Example invocation of the webfinger endpoint follows:

curl https://sso.example.org/cas/oidc/.well-known/webfinger?resource=acct:casuser@somewhere.example.org

The expected response shall match the following example:

{
  "subject": "acct:casuser@somewhere.example.org",
  "links": [
    {
      "rel": "http://openid.net/specs/connect/1.0/issuer",
      "href": "https://sso.example.org/cas/oidc/"
    }
  ]
}

To see the relevant list of CAS properties, please review this guide.

WebFinger Resource UserInfo

To determine the correct issuer, resources that are provided to the webfinger discovery endpoint using the acct URI scheme can be located and fetched using external user repositories via email or username.

Usage Warning!

The default repository implementation will simply echo back the provided email or username, etc as it is ONLY relevant for demo/testing purposes.

The following user-info repository choices are available for configuration and production use.

Groovy UserInfo Repository

The task of locating accounts linked to webfinger resources can be handled using an external Groovy script whose outline would match the following:

def findByUsername(Object[] args) {
    def username = args[0]
    def logger = args[1]
    return [username: username]
}

def findByEmailAddress(Object[] args) {
    def email = args[0]
    def logger = args[1]
    return [email: email]
}

The expected return value from the script is a Map that contains key-value objects, representing user account details.

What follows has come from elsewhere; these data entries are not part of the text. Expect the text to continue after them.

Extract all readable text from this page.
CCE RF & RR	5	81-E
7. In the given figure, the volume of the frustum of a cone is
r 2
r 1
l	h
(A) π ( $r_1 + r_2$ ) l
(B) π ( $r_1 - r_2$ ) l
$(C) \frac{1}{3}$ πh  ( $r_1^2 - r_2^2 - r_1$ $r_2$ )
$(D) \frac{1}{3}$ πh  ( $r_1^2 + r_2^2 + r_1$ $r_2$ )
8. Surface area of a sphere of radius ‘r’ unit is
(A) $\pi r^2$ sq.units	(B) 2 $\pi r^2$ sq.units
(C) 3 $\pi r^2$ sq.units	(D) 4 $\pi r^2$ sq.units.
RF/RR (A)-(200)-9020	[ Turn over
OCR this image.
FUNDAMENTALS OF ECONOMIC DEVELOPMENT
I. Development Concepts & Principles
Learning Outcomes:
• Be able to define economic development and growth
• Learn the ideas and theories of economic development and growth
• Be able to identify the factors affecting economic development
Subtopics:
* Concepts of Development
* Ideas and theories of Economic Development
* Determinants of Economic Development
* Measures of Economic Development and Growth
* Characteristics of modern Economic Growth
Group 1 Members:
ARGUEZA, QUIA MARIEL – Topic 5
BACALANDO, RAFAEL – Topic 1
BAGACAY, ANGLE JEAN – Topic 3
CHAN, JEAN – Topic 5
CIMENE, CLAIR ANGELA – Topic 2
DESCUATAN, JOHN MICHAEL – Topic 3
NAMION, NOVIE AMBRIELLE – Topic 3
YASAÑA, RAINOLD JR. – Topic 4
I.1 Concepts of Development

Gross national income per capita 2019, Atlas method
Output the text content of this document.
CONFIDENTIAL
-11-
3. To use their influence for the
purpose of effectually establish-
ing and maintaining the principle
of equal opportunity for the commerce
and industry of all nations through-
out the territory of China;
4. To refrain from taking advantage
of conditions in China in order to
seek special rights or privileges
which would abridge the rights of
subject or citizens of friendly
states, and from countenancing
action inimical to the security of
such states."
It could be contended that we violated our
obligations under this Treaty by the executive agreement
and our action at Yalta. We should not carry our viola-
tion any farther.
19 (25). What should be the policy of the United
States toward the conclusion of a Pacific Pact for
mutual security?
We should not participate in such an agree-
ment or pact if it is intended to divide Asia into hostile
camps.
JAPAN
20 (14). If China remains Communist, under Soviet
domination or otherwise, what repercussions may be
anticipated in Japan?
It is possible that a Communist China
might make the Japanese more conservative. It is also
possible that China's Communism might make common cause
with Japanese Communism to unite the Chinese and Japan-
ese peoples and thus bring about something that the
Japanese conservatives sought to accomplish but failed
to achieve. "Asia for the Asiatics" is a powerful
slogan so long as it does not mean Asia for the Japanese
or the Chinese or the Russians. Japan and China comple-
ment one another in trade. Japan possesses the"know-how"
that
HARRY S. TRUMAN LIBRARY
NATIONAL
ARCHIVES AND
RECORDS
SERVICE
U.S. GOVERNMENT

An empty Map would indicate the absence of the user record, leading to a 404 response status back to the relying party.

To see the relevant list of CAS properties, please review this guide.

REST UserInfo Repository

The REST repository allows the CAS server to reach to a remote REST endpoint via the configured HTTP method to fetch user account information.

Query data is passed via either email or username HTTP headers. The response that is returned must be accompanied by a 200 status code where the body should contain Map representing the user account information. All other responses will lead to a 404 response status back to the relying party.

To see the relevant list of CAS properties, please review this guide.

Custom UserInfo Repository

It is possible to design and inject your own version of webfinger user repositories into CAS. First, you will need to design a @Configuration class to contain your own OidcWebFingerUserInfoRepository implementation:

@Configuration("customWebFingerUserInfoConfiguration")
@EnableConfigurationProperties(CasConfigurationProperties.class)
public class CustomWebFingerUserInfoConfiguration {

    @Bean
    public OidcWebFingerUserInfoRepository oidcWebFingerUserInfoRepository() {
        ...
    }
}

Your configuration class needs to be registered with CAS. See this guide for better details.